Sumbawanews.com,- Sebuah pertengkaran ringan di lingkungan perumahan Haurjaya, Kecamatan Tanah Sareal, Kota Bogor, berubah menjadi pengeroyokan berdarah pada Selasa (16/6) malam. Korban, seorang pria yang belum diidentifikasi secara resmi, menjadi sasaran kekerasan oleh dua tetangganya setelah terjadi cekcok mulut yang dipicu oleh ucapan dianggap melecehkan.
Menurut Kapolsek Tanah Sareal, Kompol Sonson Sudarsono, insiden bermula saat korban disindir dengan kalimat, “Oh, kamu matamu nggak lihat loh.” Ucapan yang terdengar sepele itu langsung memicu kemarahan salah satu pelaku, yang kemudian mengajak saudaranya untuk membalas dengan kekerasan. Keduanya mengeroyok korban dengan tangan kosong, mengakibatkan luka-luka di tubuhnya, meski tidak tergolong parah.
Korban yang terluka langsung dibawa ke rumah sakit untuk perawatan. Setelah kondisinya stabil, ia melaporkan kejadian tersebut ke polisi. Pihak kepolisian pun langsung bertindak cepat, mengamankan kedua pelaku yang masih berada di lokasi kejadian. Keduanya kini berada di bawah pengawasan hukum untuk proses penyelidikan lebih lanjut.
Sonson menekankan bahwa motif kekerasan ini sama sekali tidak proporsional dengan pemicunya. “Hanya karena perkataan sepele, nyawa dan kesehatan seseorang bisa terancam. Ini pelajaran berharga bagi kita semua,” ujarnya, Rabu (17/6).

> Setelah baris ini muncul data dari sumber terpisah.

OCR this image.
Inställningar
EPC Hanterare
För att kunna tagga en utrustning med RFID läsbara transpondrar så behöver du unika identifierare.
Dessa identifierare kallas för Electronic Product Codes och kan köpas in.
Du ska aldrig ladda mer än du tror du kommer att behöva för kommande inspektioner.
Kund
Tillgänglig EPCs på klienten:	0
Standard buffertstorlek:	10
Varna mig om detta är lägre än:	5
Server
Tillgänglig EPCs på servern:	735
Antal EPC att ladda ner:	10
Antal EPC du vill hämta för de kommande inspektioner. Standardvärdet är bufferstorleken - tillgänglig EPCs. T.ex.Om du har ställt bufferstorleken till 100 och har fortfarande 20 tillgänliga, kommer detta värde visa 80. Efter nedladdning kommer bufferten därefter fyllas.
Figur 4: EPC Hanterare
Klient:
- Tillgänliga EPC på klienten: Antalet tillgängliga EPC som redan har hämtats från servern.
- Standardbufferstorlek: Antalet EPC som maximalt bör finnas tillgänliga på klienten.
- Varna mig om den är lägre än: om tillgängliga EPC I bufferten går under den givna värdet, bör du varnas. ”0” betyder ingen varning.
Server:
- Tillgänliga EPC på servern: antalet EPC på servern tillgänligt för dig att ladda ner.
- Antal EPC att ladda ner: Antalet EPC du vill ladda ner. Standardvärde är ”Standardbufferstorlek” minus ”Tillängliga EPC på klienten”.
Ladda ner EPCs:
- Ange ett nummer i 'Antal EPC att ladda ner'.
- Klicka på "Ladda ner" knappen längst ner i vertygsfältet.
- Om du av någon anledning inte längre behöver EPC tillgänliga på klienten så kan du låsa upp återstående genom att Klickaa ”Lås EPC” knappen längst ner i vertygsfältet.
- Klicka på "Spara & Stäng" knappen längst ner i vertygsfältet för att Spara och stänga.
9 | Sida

Peristiwa ini kembali mengingatkan betapa rentannya hubungan sosial di lingkungan padat penduduk, di mana emosi mudah meledak tanpa kendali. Di tengah upaya membangun komunitas yang harmonis, kasus ini menjadi sorotan tajam atas pentingnya literasi emosional dan pengendalian diri dalam kehidupan sehari-hari.
Polisi masih memperdalam motif dan hubungan antara korban dan pelaku, termasuk apakah ada konflik sebelumnya yang tidak terungkap. Namun, dari keterangan awal, semua indikasi menunjukkan bahwa ini adalah kasus kekerasan spontan akibat ketidakmampuan mengelola konflik verbal.